Celsa Bautista Ontiveros

Minister of Penitentiary Affairs

Ministerio del Poder Popular para Asuntos Penitenciarios,

Avenida Venezuela, Edificio Platinum,

Urbanización El Rosal, Municipio Chacao,

Caracas, Venezuela

Twitter: @CelsaBautistaO

Salutation: Dear Mrs. Bautista Ontiveros,

And copy:

Embassy of the Bolivarian Republic of Venezuela

32 Range Road

Ottawa, ON K1N 8J4

Tel: (613) 235-5151/ (613) 447-4576 (24h) Fax: (613) 235-3205

Email: consular@misionvenezuela.org


Venezuelan engineer Guillermo Zárraga worked as an operator technician for Petróleos de Venezuela S.A. (PDVSA, the Venezuelan state-owned oil company) at the Cardón Refinery in the Catalytic Complex located in Coro, Falcón state. He was also a leader in the Sindicato Único de Trabajadores (Unique Workers’ Union) within that organization.

On November 14, 2020, at 3:00 am, he was detained at his residence by officers from the General Directorate of Military Counterintelligence (DGCIM), although DGCIM officers reported that he had been detained on the same day but at the main square in Coro city.

According to the indictment by the Public Prosecutor’s Office, he has been accused of providing national security information to an American man who had been arrested in September and was believed to be a CIA agent attempting to sabotage the oil industry complex.

In addition to his role as a union leader, Guillermo Zárraga had been photographed with Juan Guaido, a prominent opposition leader.

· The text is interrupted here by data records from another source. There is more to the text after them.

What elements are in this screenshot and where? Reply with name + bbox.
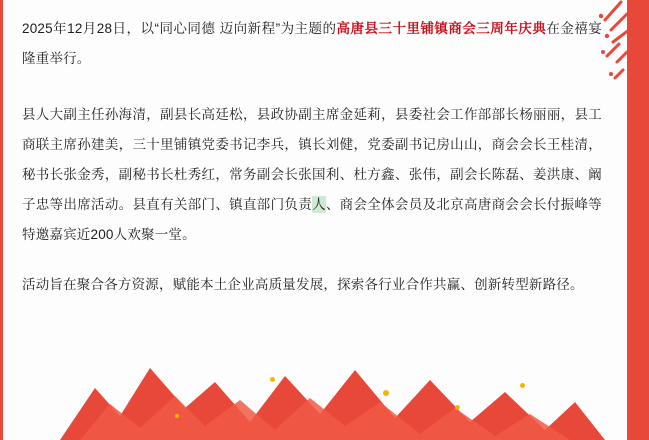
confetti-dot xyxy=(270,377,275,382)
paragraph-2-run-3: 、商会全体会员及北京高唐商会会长付振峰等特邀嘉宾近200人欢聚一堂。 xyxy=(22,197,603,242)
paragraph-2 xyxy=(22,100,602,250)
paragraph-3 xyxy=(22,270,602,300)
article-body xyxy=(22,14,602,320)
paragraph-1-run-1: 2025年12月28日，以“同心同德 迈向新程”为主题的 xyxy=(22,21,337,36)
confetti-dot xyxy=(175,414,179,418)
red-mountain-decoration xyxy=(0,330,649,440)
paragraph-3-run-1: 活动旨在聚合各方资源，赋能本土企业高质量发展，探索各行业合作共赢、创新转型新路径。 xyxy=(22,277,584,292)
left-accent-rule xyxy=(0,0,3,440)
paragraph-1 xyxy=(22,14,602,74)
right-accent-band xyxy=(627,0,649,440)
paragraph-1-emphasis: 高唐县三十里铺镇商会三周年庆典 xyxy=(336,21,547,36)
confetti-dot xyxy=(520,383,525,388)
confetti-dot xyxy=(383,390,389,396)
paragraph-1-run-3: 在金禧宴隆重举行。 xyxy=(22,21,602,66)
paragraph-2-highlight: 人 xyxy=(312,197,326,212)
paragraph-2-run-1: 县人大副主任孙海清，副县长高廷松，县政协副主席金延莉，县委社会工作部部长杨丽丽，县工商联主席孙建美，三十里铺镇党委书记李兵，镇长刘健，党委副书记房山山，商会会长王桂清，秘书长张金秀，副秘书长杜秀红，常务副会长张国利、杜方鑫、张伟，副会长陈磊、姜洪康、阚子忠等出席活动。县直有关部门、镇直部门负责 xyxy=(22,107,602,212)
confetti-dot xyxy=(455,405,460,410)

This photograph was included as part of the accusation, serving as evidence of Zárraga’s alleged intention to support the sabotage.

Even though Nicolás Maduro’s government has released the alleged CIA agent, Guillermo Zárraga remains arbitrarily detained.

Deteriorating health

As many imprisoned Venezuelans, Guillermo Zárraga’s family does not have the means to support him in prison, as prison authorities do not provide detainees with adequate sustenance and drinking water, therefore he does not meet his nutritional needs and his health has severely deteriorated in the last couple of years. On May 16, the court ordered his transfer to a medical facility, but penitentiary authorities have not complied with it.

Nicolás Maduro’s government has continually harassed, prosecuted and censored activists and civil society organizations working to protect the rights of Venezuelans amidst a complex humanitarian emergency and a deep human rights crisis that is making Venezuelans flee in unprecedented numbers in search of safety and protection. By March 2023, over 7.24 million had fled the country.

Crimes against humanity

Since 2020, three reports from the independent international fact-finding mission on the Bolivarian Republic of Venezuela have thoroughly documented hundreds of cases of extrajudicial executions; enforced disappearances; arbitrary detentions; and torture and other cruel, inhuman or degrading treatment committed in the country since 2014; as well as the ways in which the justice system serves as a tool for the government’s policy of repression, and concluded that these grave human rights violations may amount to crimes against humanity.